24 Frames is Abbas Kiarostami’s last film, made during the last period of his life (2015-2016) and distributed a few months after his death (2017-2018). It consists of twenty-four episodes of only few minutes each, where a static image (a painting or a photo) is progressively animated through computer graphics. The frames, mainly dedicated to natural environments and small scenes of animal life, retain a theoretic content that this essay aims at making explicit because they refer directly or indirectly to  certain ‘classical’ theories of film studies, from Gunning and Gaudreault on the Early Cinema to Bazin and Pasolini on cinema and life, from Barthes’ Camera lucida to the most recent studies on remediation, convergence and intermediality. It is precisely this last concept of inter-mediality that undergoes the most interesting impacts as the film problematizes the idea that there exists a ‘natural’ permeability between different expression systems and a real integration between different media.
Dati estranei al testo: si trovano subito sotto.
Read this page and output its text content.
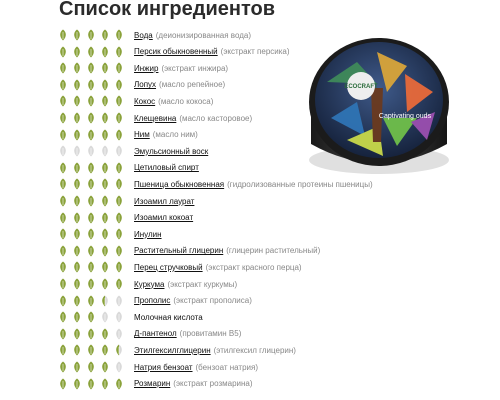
Список ингредиентов
Вода (деионизированная вода)
Персик обыкновенный (экстракт персика)
Инжир (экстракт инжира)
Лопух (масло репейное)
Кокос (масло кокоса)
Клещевина (масло касторовое)
Ним (масло ним)
Эмульсионный воск
Цетиловый спирт
Пшеница обыкновенная (гидролизованные протеины пшеницы)
Изоамил лаурат
Изоамил кокоат
Инулин
Растительный глицерин (глицерин растительный)
Перец стручковый (экстракт красного перца)
Куркума (экстракт куркумы)
Прополис (экстракт прополиса)
Молочная кислота
Д-пантенол (провитамин B5)
Этилгексилглицерин (этилгексил глицерин)
Натрия бензоат (бензоат натрия)
Розмарин (экстракт розмарина)
ECOCRAFT
Captivating ouds
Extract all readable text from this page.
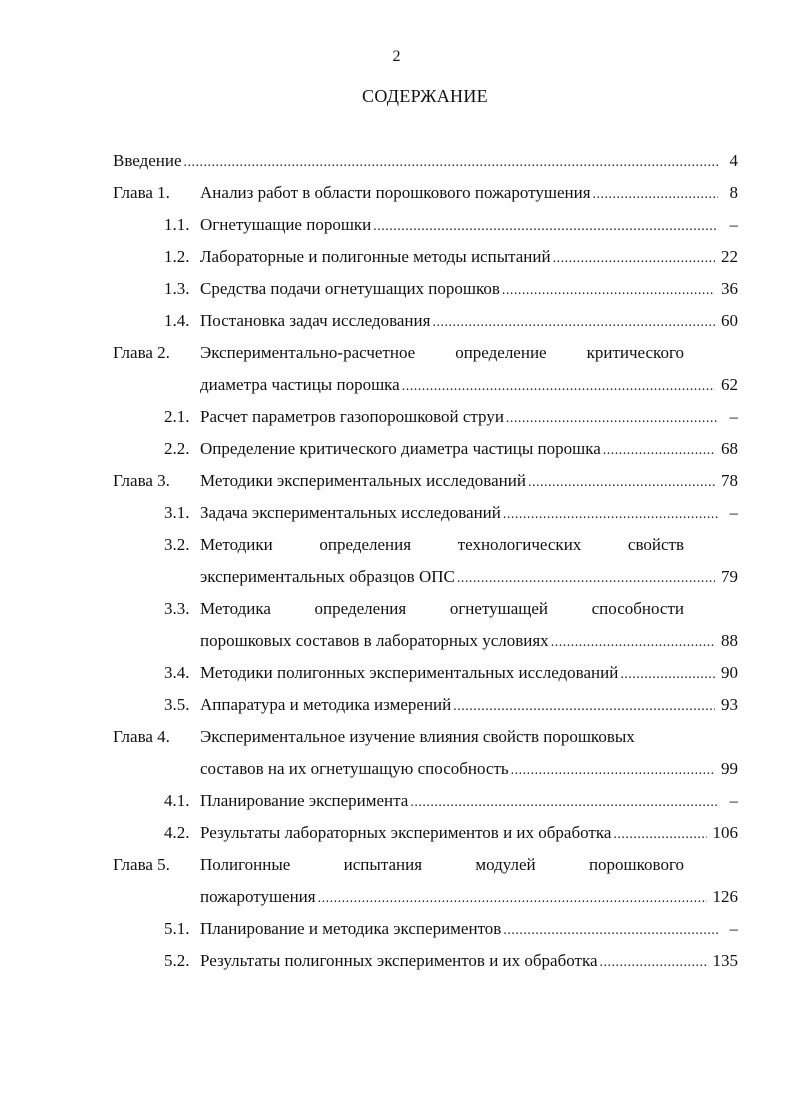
2
СОДЕРЖАНИЕ
Введение .....	4
Глава 1. Анализ работ в области порошкового пожаротушения .....	8
1.1. Огнетушащие порошки .....	–
1.2. Лабораторные и полигонные методы испытаний .....	22
1.3. Средства подачи огнетушащих порошков .....	36
1.4. Постановка задач исследования .....	60
Глава 2. Экспериментально-расчетное определение критического
диаметра частицы порошка .....	62
2.1. Расчет параметров газопорошковой струи .....	–
2.2. Определение критического диаметра частицы порошка .....	68
Глава 3. Методики экспериментальных исследований .....	78
3.1. Задача экспериментальных исследований .....	–
3.2. Методики определения технологических свойств
экспериментальных образцов ОПС .....	79
3.3. Методика определения огнетушащей способности
порошковых составов в лабораторных условиях .....	88
3.4. Методики полигонных экспериментальных исследований .....	90
3.5. Аппаратура и методика измерений .....	93
Глава 4. Экспериментальное изучение влияния свойств порошковых
составов на их огнетушащую способность .....	99
4.1. Планирование эксперимента .....	–
4.2. Результаты лабораторных экспериментов и их обработка .....	106
Глава 5. Полигонные испытания модулей порошкового
пожаротушения .....	126
5.1. Планирование и методика экспериментов .....	–
5.2. Результаты полигонных экспериментов и их обработка .....	135
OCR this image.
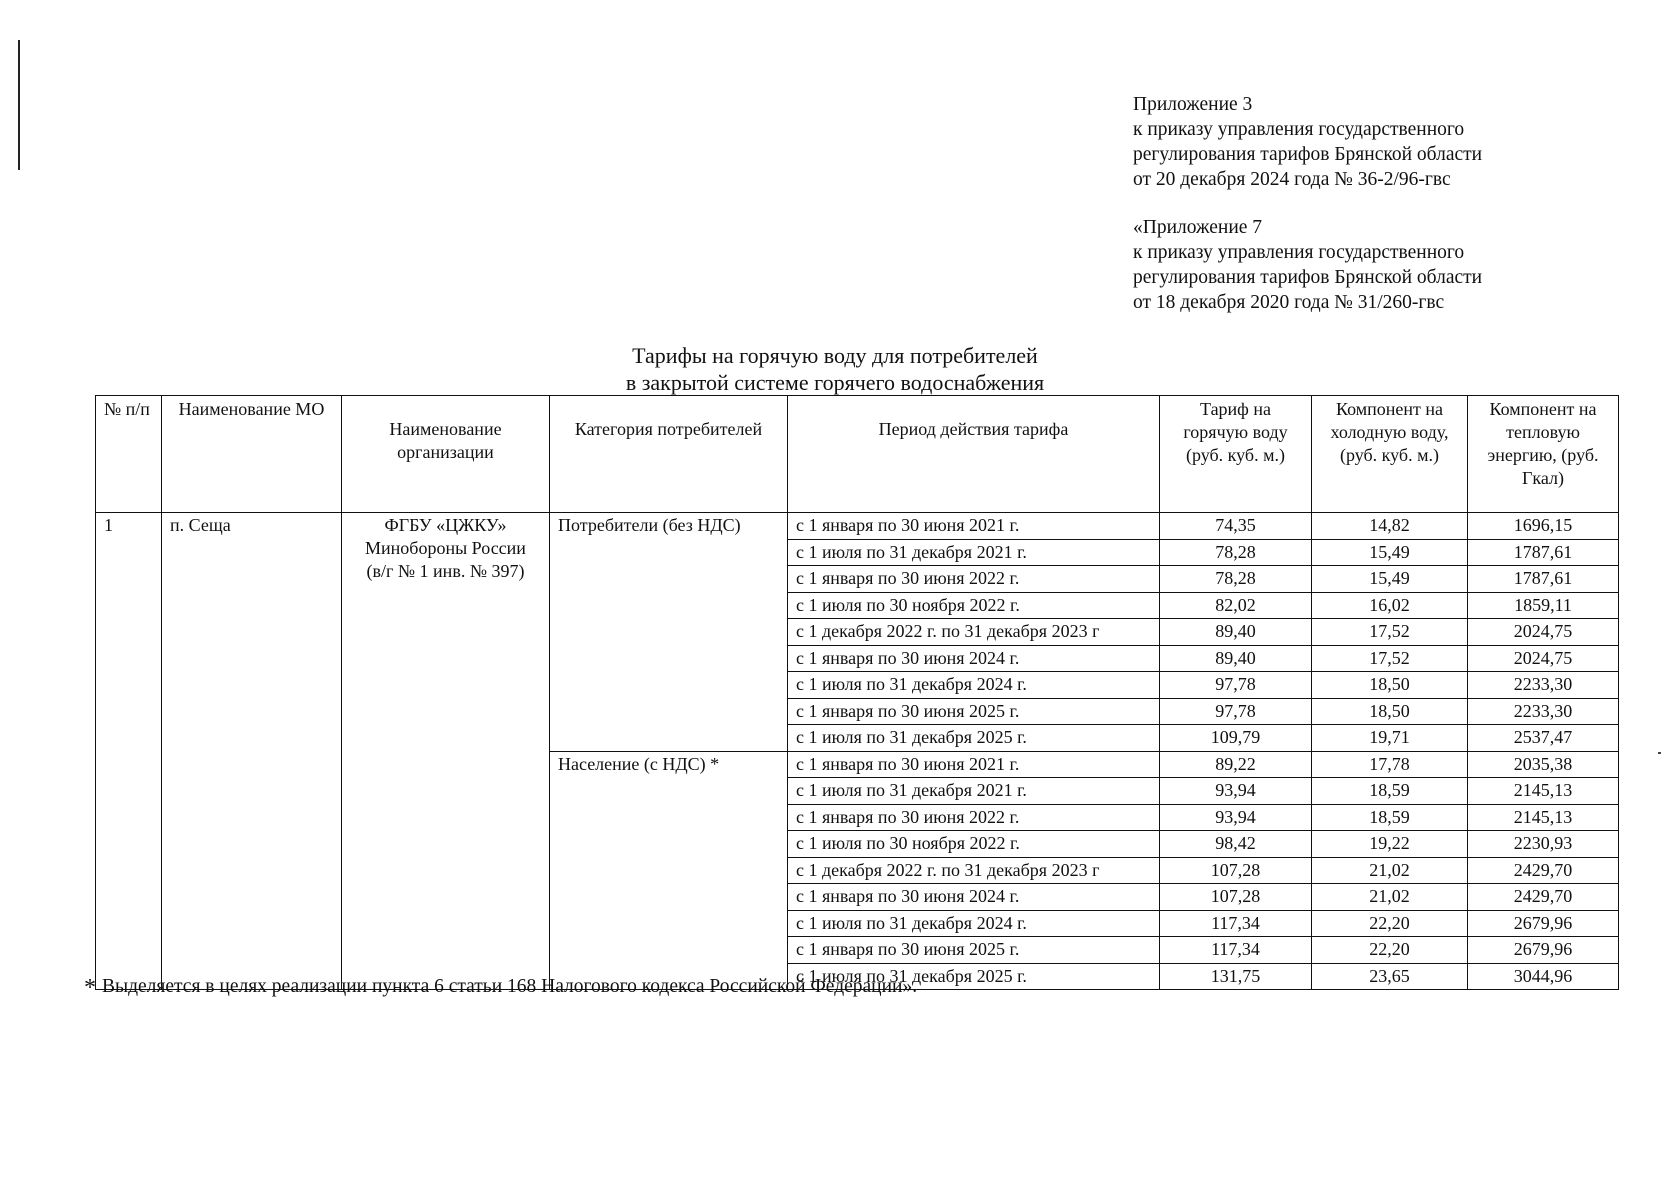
Приложение 3
к приказу управления государственного
регулирования тарифов Брянской области
от 20 декабря 2024 года № 36-2/96-гвс
«Приложение 7
к приказу управления государственного
регулирования тарифов Брянской области
от 18 декабря 2020 года № 31/260-гвс
Тарифы на горячую воду для потребителей
в закрытой системе горячего водоснабжения
№ п/п	Наименование МО	Наименование организации	Категория потребителей	Период действия тарифа	Тариф на горячую воду (руб. куб. м.)	Компонент на холодную воду, (руб. куб. м.)	Компонент на тепловую энергию, (руб. Гкал)
1	п. Сеща	ФГБУ «ЦЖКУ»
Минобороны России
(в/г № 1 инв. № 397)	Потребители (без НДС)	с 1 января по 30 июня 2021 г.	74,35	14,82	1696,15
				с 1 июля по 31 декабря 2021 г.	78,28	15,49	1787,61
				с 1 января по 30 июня 2022 г.	78,28	15,49	1787,61
				с 1 июля по 30 ноября 2022 г.	82,02	16,02	1859,11
				с 1 декабря 2022 г. по 31 декабря 2023 г	89,40	17,52	2024,75
				с 1 января по 30 июня 2024 г.	89,40	17,52	2024,75
				с 1 июля по 31 декабря 2024 г.	97,78	18,50	2233,30
				с 1 января по 30 июня 2025 г.	97,78	18,50	2233,30
				с 1 июля по 31 декабря 2025 г.	109,79	19,71	2537,47
			Население (с НДС) *	с 1 января по 30 июня 2021 г.	89,22	17,78	2035,38
				с 1 июля по 31 декабря 2021 г.	93,94	18,59	2145,13
				с 1 января по 30 июня 2022 г.	93,94	18,59	2145,13
				с 1 июля по 30 ноября 2022 г.	98,42	19,22	2230,93
				с 1 декабря 2022 г. по 31 декабря 2023 г	107,28	21,02	2429,70
				с 1 января по 30 июня 2024 г.	107,28	21,02	2429,70
				с 1 июля по 31 декабря 2024 г.	117,34	22,20	2679,96
				с 1 января по 30 июня 2025 г.	117,34	22,20	2679,96
				с 1 июля по 31 декабря 2025 г.	131,75	23,65	3044,96
* Выделяется в целях реализации пункта 6 статьи 168 Налогового кодекса Российской Федерации».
Upon the not too limited surface of an image (in motion), it is actually possible that photography and cinema, or the analogical and the digital or also the monstrative and the narrative dimensions coexist. They coexist however as a struggling couple, without too much dialogue, where one of the two sometimes tends to erode the space of signification of the other.

 

Presentato in anteprima mondiale al Festival di Cannes nel 2017, circa un anno dopo la sua morte, 24 Frames può essere considerato il ‘film-testamento’ di Abbas Kiarostami,[1] sia perché giunge alla fine di un lungo percorso artistico ricco di riconoscimenti internazionali, sia perché include – direttamente o indirettamente – la maggior parte delle forme espressive che egli ha sperimentato nel corso della sua carriera: dal film di finzione al documentario, dalla fotografia all’animazione, dalla video-arte all’installazione museale, dalla pittura all’allestimento scenico-teatrale.[2] È composto da ventiquattro piani sequenza di circa quattro minuti e mezzo l’uno, nei quali un’immagine fissa (un celebre dipinto in un caso, fotografie di varia provenienza nei restanti) viene animata dalla computer graphica. L’idea – secondo quanto affermato dallo stesso artista nei paratesti diffusi in quella circostanza – è di mostrare quel che succede poco prima e/o poco dopo un’istantanea fotografica o pittorica. Le ambientazioni dei corti sono prevalentemente di stampo naturalistico: montagne e alberi innevati, spiagge deserte, verdi praterie, placidi stagni, ma anche interni di abitazioni, strade cittadine, una veduta della Tour Eiffel. Ogni scenario, indipendente dagli altri ventitré, è poi abitato da animali ricreati al PC: mucche, cavalli, corvi, alci, cerbiatti, pecore, anatre, gabbiani, cani e così via, mentre gli esseri umani sono presenti in sole tre occasioni di cui parleremo fra poco. Le azioni che vediamo svolgersi in quei pochi minuti sono del tutto prive di dinamismo, sebbene esistano flebili tracciati evenemenziali a sorreggerli: un cane pastore che cerca di difendere un gregge impaurito dall’arrivo dei lupi; due cavalli che si corteggiano in un paesaggio innevato; un gatto che punta a mangiarsi un uccellino; alcune mucche che attraversano una spiaggia; un cerbiatto che viene ucciso da un cacciatore e così via.